Remember when the price of gas at the pump was pushing $4.00/gallon, consumer credit was getting tight and U.S. automakers were universally bashed for failing to retool and abandon their historical truck and SUV cash cows sooner? That was 2008. Now, as pump prices hover around $3.00/gallon -- and the deficit reduction plan to include a 15% fuel tax gains momentum -- auto sales rose 17% in November on strong SUV and light truck sales, according to today's WSJ. How did we get here?
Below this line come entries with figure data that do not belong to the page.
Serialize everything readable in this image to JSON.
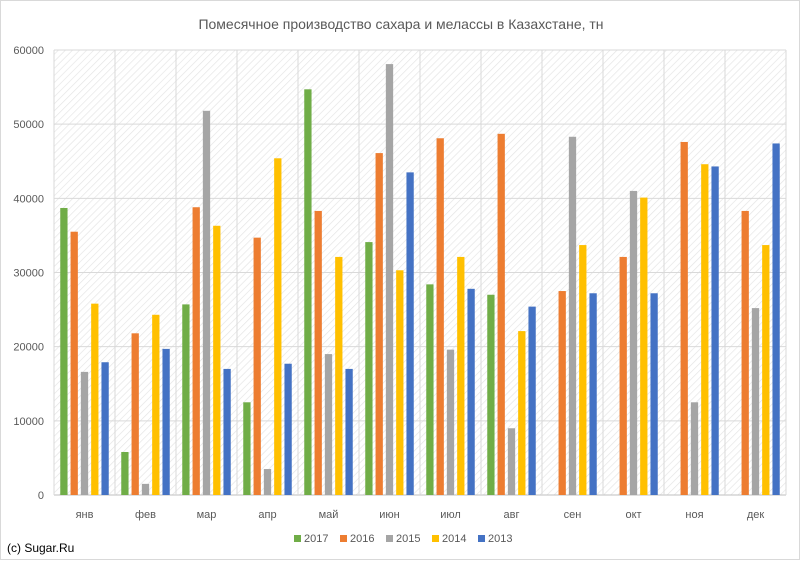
{
  "chart_data": {
    "type": "bar",
    "title": "Помесячное производство сахара и мелассы в Казахстане, тн",
    "xlabel": "",
    "ylabel": "",
    "ylim": [
      0,
      60000
    ],
    "yticks": [
      "0",
      "10000",
      "20000",
      "30000",
      "40000",
      "50000",
      "60000"
    ],
    "categories": [
      "янв",
      "фев",
      "мар",
      "апр",
      "май",
      "июн",
      "июл",
      "авг",
      "сен",
      "окт",
      "ноя",
      "дек"
    ],
    "series": [
      {
        "name": "2017",
        "color": "#70ad47",
        "values": [
          38700,
          5800,
          25700,
          12500,
          54700,
          34100,
          28400,
          27000,
          null,
          null,
          null,
          null
        ]
      },
      {
        "name": "2016",
        "color": "#ed7d31",
        "values": [
          35500,
          21800,
          38800,
          34700,
          38300,
          46100,
          48100,
          48700,
          27500,
          32100,
          47600,
          38300
        ]
      },
      {
        "name": "2015",
        "color": "#a5a5a5",
        "values": [
          16600,
          1500,
          51800,
          3500,
          19000,
          58100,
          19600,
          9000,
          48300,
          41000,
          12500,
          25200
        ]
      },
      {
        "name": "2014",
        "color": "#ffc000",
        "values": [
          25800,
          24300,
          36300,
          45400,
          32100,
          30300,
          32100,
          22100,
          33700,
          40100,
          44600,
          33700
        ]
      },
      {
        "name": "2013",
        "color": "#4472c4",
        "values": [
          17900,
          19700,
          17000,
          17700,
          17000,
          43500,
          27800,
          25400,
          27200,
          27200,
          44300,
          47400
        ]
      }
    ],
    "grid": true,
    "legend_position": "bottom"
  },
  "credit": "(c) Sugar.Ru"
}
Bloomburg Businessweek reports "Ford's sales increase was driven by gains from its redesigned Edge sport-utility vehicle, a 26 percent jump in F- series pickup deliveries and strong demand for small cars such as the Focus and Fiesta ... [and] Chrysler's gains were driven by the redesigned Jeep Grand Cherokee, sales of which more than tripled from last November to 10,984. Ram pickup sales rose 86 percent to 18,206 last month." And lest we forget that GM's moniker "Government Motors" never quite caught on, "Buick sales climbed 36 percent to 11,725 vehicles, led by deliveries of the Enclave SUV... [and] GMC sales gained 30 percent to 27,590."
While "sales industrywide have risen about 6% so far this year [and] truck sales have climbed about 17%", prior to the recession "vehicle sales exceeded 16 million annually" and the current figures only lift "the seasonally adjusted annualized sales pace to 12.26 million vehicles." But that hasn't stopped industry executives from sounding like they've hit the punch bowl a bit early. The Journal article contains quotes like "a good number of people were out shopping over black Friday so we're fairly optimistic about car sales later in December" and "We believe we will see meaningful job creation in the coming months" – neither of which have any factual or statistical basis. Then there's my ironic favorite: "In a sign of the car industry's rebound, GM and Chrysler both said Tuesday they would hire 1,000 engineers each to work on fuel-efficient vehicles."
Perhaps American's just like big vehicles. Or maybe consumers are as irrational about car buying as the auto execs are on the economy. But so long as sales continue to increase, I guess vehicle size doesn't really matter. As Dickens' tiny Tim said "God bless us, every one!"